The project aims to bring together their shared vision of a future generation of educated, empowered and open-minded global citizens.
The Generation Global initiative plans to equip 100,000 teenagers across 18 countries with the skills of critical thinking and dialogue in a bid to empower them to navigate the challenges and opportunities of the future, it says.
Mohammed Al Issa, Secretary General of the Muslim World League, said the move will help create a “better” world.
“As leaders, we must provide the next generation with the tools they need to be good citizens of their societies and valued participants in the global conversations that will define our future,” he said.
“Young people need to learn how to listen and express themselves, to learn and to educate, and to operate with empathy and humanity to shape a better world.”
The move is part of World Youth Skills Day, which took place on July 15.
The initiative will train more than 2,400 teachers in global communications to deliver the course.
It is envisaged that the project will connect young people with their peers around the world through virtual exchanges to share ideas.

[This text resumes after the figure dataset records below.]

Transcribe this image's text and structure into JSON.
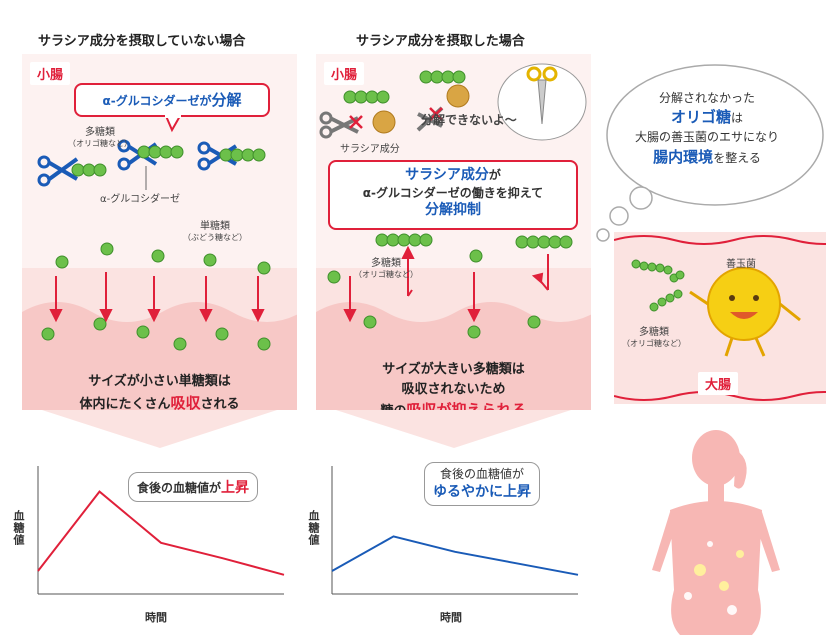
{
  "left": {
    "title": "サラシア成分を摂取していない場合",
    "organ": "小腸",
    "enzyme_bubble": {
      "prefix": "α-グルコシダーゼが",
      "action": "分解"
    },
    "polysaccharide_label": "多糖類",
    "polysaccharide_sub": "（オリゴ糖など）",
    "enzyme_label": "α-グルコシダーゼ",
    "monosaccharide_label": "単糖類",
    "monosaccharide_sub": "（ぶどう糖など）",
    "bottom_line1": "サイズが小さい単糖類は",
    "bottom_line2_a": "体内にたくさん",
    "bottom_line2_b": "吸収",
    "bottom_line2_c": "される",
    "callout_a": "食後の血糖値が",
    "callout_b": "上昇",
    "ylabel": "血糖値",
    "xlabel": "時間"
  },
  "middle": {
    "title": "サラシア成分を摂取した場合",
    "organ": "小腸",
    "salacia_label": "サラシア成分",
    "scissors_bubble": "分解できないよ〜",
    "box_line1_a": "サラシア成分",
    "box_line1_b": "が",
    "box_line2": "α-グルコシダーゼの働きを抑えて",
    "box_line3": "分解抑制",
    "polysaccharide_label": "多糖類",
    "polysaccharide_sub": "（オリゴ糖など）",
    "bottom_line1": "サイズが大きい多糖類は",
    "bottom_line2": "吸収されないため",
    "bottom_line3_a": "糖の",
    "bottom_line3_b": "吸収が抑えられる",
    "callout_line1": "食後の血糖値が",
    "callout_line2": "ゆるやかに上昇",
    "ylabel": "血糖値",
    "xlabel": "時間"
  },
  "right": {
    "cloud_line1": "分解されなかった",
    "cloud_line2_a": "オリゴ糖",
    "cloud_line2_b": "は",
    "cloud_line3": "大腸の善玉菌のエサになり",
    "cloud_line4_a": "腸内環境",
    "cloud_line4_b": "を整える",
    "good_bacteria_label": "善玉菌",
    "polysaccharide_label": "多糖類",
    "polysaccharide_sub": "（オリゴ糖など）",
    "organ": "大腸"
  },
  "colors": {
    "red": "#e0203a",
    "blue": "#1a5bb7",
    "sugar_green": "#6cc04a",
    "panel_pink": "#fbe3e1"
  },
  "chart_data": [
    {
      "type": "line",
      "title": "",
      "xlabel": "時間",
      "ylabel": "血糖値",
      "color": "#e0203a",
      "ylim": [
        0,
        100
      ],
      "x": [
        0,
        1,
        2,
        3,
        4
      ],
      "y": [
        18,
        80,
        40,
        28,
        15
      ]
    },
    {
      "type": "line",
      "title": "",
      "xlabel": "時間",
      "ylabel": "血糖値",
      "color": "#1a5bb7",
      "ylim": [
        0,
        100
      ],
      "x": [
        0,
        1,
        2,
        3,
        4
      ],
      "y": [
        18,
        45,
        33,
        24,
        15
      ]
    }
  ]
}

“We need to educate the next generation of young people so that they feel comfortable living in a fast-changing world and where diversity is seen as a strength, something to be welcomed and not something to be feared,” Tony Blair said.
“The driving purpose of the Generation Global programme is to use tech connectivity to reach as many students as we can and give them the ability and capacity to think in an open-minded way towards those that have different backgrounds and beliefs.
“Generation Global has a proven track record in facilitating greater understanding of how the world is changing, the importance of respecting and understanding others to build bridges across the boundaries of faith, race and culture. Young people can help communities become fairer and more inclusive through the mainstreaming of global citizenship education. And educating the next generation in this way will also help to plant the seeds of peace.”
It is hoped that the programme will break down cultural and religious barriers, and build interfaith and intercultural dialogue.